Editor's note: Michio Kaku is a professor of theoretical physics at the City University of New York, the host of "Sci Fi Science: Physics of the Impossible" on the Science Channel and author of "Physics of the Impossible."
(CNN) -- In a long-awaited speech Thursday in Florida, President Obama will boldly go where no president has gone before, laying out an entirely new vision for the U.S. space program. The firestorm of controversy has already begun
For more than 50 years, presidents have pushed for government rockets to send astronauts to space, the moon and possibly Mars.
But now a new paradigm is being proposed. The moon program is off the table, and Mars is only a distant possibility. NASA is essentially getting out of the astronaut business, letting the Russians and private enterprise take over. The glory days of NASA, some say, are over.
The Obama plan is truly breathtaking, ending an era that lasted from Presidents Kennedy to Bush.
• The moon program, called Constellation, is being suspended, and its components and $9 billion of research are going down the drain. The Ares rocket, which recently underwent a successful preliminary test, will be canceled. The Orion lunar module will be repurposed as an astronaut "lifeboat" tethered to the international space station.
• The space shuttle program is ending, causing 4,600 workers to lose their jobs. (This was also in the Bush plan, but that proposal included funding the Ares rocket.)

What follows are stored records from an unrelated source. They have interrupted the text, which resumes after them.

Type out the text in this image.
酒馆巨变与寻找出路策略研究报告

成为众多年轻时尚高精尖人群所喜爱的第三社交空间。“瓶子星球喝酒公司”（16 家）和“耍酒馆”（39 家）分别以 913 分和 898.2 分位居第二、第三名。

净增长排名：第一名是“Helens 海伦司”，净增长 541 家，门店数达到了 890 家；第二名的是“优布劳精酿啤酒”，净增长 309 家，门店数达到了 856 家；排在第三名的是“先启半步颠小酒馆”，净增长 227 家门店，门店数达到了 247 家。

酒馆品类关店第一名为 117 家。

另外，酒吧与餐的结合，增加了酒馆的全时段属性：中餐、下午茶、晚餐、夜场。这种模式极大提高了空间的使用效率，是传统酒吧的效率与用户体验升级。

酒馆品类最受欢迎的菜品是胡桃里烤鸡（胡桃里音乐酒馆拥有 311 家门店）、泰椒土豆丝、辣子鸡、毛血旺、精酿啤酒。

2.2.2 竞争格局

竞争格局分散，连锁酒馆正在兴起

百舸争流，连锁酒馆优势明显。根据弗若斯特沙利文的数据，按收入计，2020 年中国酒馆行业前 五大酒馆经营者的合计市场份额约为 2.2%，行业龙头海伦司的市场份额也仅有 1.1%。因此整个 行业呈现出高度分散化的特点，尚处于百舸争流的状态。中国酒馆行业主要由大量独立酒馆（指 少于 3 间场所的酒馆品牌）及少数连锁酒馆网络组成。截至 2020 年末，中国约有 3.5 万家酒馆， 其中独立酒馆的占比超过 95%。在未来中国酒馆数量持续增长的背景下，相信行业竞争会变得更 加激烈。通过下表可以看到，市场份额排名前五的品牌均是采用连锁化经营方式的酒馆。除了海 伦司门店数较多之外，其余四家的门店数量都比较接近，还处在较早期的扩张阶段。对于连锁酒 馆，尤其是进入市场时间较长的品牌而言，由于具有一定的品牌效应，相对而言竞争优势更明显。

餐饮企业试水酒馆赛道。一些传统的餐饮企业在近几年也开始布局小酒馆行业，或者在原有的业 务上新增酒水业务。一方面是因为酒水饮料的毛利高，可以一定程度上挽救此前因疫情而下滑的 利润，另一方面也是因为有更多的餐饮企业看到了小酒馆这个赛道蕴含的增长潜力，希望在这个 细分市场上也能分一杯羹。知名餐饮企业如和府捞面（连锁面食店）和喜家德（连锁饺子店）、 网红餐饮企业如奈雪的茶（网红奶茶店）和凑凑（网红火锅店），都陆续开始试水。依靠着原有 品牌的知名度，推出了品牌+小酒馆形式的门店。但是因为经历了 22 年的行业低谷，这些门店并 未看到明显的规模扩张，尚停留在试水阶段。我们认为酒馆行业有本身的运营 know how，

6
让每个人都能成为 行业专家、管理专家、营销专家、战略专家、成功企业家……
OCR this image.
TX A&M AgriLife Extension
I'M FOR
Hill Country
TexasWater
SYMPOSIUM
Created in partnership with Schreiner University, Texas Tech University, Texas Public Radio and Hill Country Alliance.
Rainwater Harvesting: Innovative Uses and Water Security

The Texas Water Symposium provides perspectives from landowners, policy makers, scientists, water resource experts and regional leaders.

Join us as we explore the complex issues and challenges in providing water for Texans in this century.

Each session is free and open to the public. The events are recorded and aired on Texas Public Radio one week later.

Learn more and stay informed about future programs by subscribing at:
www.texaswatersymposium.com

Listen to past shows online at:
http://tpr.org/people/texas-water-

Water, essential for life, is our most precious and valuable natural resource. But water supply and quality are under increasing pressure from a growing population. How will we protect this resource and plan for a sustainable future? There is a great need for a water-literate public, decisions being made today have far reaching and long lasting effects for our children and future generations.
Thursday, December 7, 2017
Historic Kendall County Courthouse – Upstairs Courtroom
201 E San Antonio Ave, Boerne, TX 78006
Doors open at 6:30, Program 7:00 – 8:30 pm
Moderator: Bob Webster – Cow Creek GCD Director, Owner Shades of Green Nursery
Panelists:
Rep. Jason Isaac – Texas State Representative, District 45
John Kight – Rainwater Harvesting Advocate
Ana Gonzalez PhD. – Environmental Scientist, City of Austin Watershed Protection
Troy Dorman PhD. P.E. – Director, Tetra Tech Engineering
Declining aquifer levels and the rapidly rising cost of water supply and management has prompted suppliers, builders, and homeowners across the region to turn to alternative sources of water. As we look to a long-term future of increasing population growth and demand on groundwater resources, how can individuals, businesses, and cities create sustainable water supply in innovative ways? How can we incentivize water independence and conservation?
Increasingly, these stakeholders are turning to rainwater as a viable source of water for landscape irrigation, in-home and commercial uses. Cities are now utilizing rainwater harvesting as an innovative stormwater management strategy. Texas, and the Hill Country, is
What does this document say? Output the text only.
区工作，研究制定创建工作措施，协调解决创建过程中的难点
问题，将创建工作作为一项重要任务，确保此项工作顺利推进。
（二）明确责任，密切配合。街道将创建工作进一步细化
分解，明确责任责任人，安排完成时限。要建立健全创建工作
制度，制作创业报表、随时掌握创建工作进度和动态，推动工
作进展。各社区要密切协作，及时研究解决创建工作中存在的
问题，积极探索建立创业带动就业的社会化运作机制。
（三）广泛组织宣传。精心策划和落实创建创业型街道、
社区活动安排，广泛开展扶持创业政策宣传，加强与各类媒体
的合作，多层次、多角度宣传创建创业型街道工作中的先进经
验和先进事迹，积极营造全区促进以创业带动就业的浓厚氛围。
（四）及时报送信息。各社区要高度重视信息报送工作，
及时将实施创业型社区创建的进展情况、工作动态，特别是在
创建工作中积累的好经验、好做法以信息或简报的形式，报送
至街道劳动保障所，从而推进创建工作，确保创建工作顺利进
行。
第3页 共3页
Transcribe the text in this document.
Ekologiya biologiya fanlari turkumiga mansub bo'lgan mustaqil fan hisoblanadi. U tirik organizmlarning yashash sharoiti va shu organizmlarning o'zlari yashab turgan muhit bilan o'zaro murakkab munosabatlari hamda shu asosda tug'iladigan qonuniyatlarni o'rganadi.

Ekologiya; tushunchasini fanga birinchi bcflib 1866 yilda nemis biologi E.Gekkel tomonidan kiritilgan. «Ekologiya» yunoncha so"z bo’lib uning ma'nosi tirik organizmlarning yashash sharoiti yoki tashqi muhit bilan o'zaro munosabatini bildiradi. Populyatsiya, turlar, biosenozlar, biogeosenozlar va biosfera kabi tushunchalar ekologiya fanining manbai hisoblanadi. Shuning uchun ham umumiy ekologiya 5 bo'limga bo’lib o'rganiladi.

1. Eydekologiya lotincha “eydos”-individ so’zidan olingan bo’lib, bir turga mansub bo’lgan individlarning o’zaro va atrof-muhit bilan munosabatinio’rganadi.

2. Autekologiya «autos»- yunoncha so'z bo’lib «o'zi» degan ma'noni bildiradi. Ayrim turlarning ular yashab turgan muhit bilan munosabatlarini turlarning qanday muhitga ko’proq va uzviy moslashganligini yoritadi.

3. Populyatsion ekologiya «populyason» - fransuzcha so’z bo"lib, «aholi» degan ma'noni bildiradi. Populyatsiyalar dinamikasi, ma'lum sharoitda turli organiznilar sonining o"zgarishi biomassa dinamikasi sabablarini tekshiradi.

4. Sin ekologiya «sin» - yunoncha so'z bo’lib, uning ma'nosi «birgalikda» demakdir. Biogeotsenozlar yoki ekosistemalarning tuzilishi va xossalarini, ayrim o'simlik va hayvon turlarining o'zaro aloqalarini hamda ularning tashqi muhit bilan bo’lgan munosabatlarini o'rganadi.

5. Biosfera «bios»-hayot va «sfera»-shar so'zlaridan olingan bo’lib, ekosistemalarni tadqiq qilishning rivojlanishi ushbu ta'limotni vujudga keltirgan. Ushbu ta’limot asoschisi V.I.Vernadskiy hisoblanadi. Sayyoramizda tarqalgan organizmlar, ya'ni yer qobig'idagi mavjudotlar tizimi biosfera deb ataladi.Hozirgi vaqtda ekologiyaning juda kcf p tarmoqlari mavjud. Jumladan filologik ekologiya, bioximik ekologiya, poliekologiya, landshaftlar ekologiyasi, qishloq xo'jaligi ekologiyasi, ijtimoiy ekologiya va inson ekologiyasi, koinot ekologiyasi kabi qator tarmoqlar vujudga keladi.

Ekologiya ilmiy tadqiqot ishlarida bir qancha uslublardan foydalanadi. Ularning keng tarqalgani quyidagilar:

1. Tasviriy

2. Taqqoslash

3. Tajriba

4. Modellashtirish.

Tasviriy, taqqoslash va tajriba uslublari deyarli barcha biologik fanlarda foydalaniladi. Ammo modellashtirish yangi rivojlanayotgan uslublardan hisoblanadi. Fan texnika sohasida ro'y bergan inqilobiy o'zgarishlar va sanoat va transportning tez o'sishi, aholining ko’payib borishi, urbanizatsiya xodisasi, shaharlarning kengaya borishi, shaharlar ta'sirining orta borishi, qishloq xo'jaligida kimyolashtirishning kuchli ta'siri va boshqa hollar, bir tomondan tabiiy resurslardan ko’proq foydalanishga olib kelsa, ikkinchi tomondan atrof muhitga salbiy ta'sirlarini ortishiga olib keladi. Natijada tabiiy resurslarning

• Without a space shuttle, the U.S. will rely temporarily on Russian rockets to send our astronauts into space.
• Eventually, private enterprise will take over launching our astronauts.
Some critics say that this is all too much, too soon. Private companies may not be ready to pick up the slack for years to transport astronauts.
Conceivably, any political crisis with the Russians in far-away places, such as the Balkans, might affect our access to outer space. And we will just have to swallow our pride when the Chinese plant their flag on the moon sometime after 2020, as they say they will.
Proponents of the plan Obama is expected to describe, however, say that it is long overdue and inevitable. In these trying financial times, the U.S. cannot sustain an ambitious space program. Get real, they say. Let private enterprise take over. It's the American way.
But everyone agrees that the wheel is broken and needs to be fixed. It all boils down to one dirty four-letter word: cost.
During the Cold War, the superpowers gladly opened their treasuries because the space race was a matter of national pride and honor. Since then, the realities have sunk in.
It costs about $10,000 per pound to send anything into near-Earth orbit. (Think of John Glenn made of solid gold.) But when you add in life support and safety factors, it costs about $65 million to send each astronaut aboard the space shuttle, which in turn costs half a billion dollars per launch. To go to the moon would cost perhaps 10 times as much.
There are some positive recommendations that Obama should keep in mind as he plots the future of the space program.
• NASA needs to set concrete goals and deadlines. In the past, the space shuttle and the international space station were used to justify each other's existence. Instead, the space program should hold the feet of the bureaucracies and corporations to the fire. Having a tangible vision of the future, with a clear destination and mission, will hold planners accountable, give a sharp focus to the objectives of the space program and cut waste.
• NASA has to abandon its cost-plus model, where it guarantees its contractors a profit beyond the cost. This model is unsustainable -- the tail wagging the dog. It's an open invitation for bureaucracies and corporations to pad their budgets, rather than operate as efficiently as possible.
• NASA has to inspire competition and innovation. The Hubble Space Telescope and the robotic missions to the planets have been a shining beacon for research based on goals set by scientists instead of the narrow priorities of bureaucracies and politicians.
• NASA has to fund risky, out-of-the-box propulsion systems -- besides the expensive chemical rockets that are used now -- to help drive down the cost of space travel. A lot of a rocket's fuel goes into lifting itself into orbit, which is a waste. Ground-based laser and microwave beams, for example, can vaporize water contained in a rocket, which is then shot out the other end, so only the payload goes into space, not the fuel.
As he speaks to aerospace workers, the president should frame this moment as an opportunity to redesign the space program. The key is to maintain the U.S. as the leader in innovation, ideas and progress, because science is ultimately the engine of prosperity.
The opinions expressed in this commentary are solely those of Michio Kaku.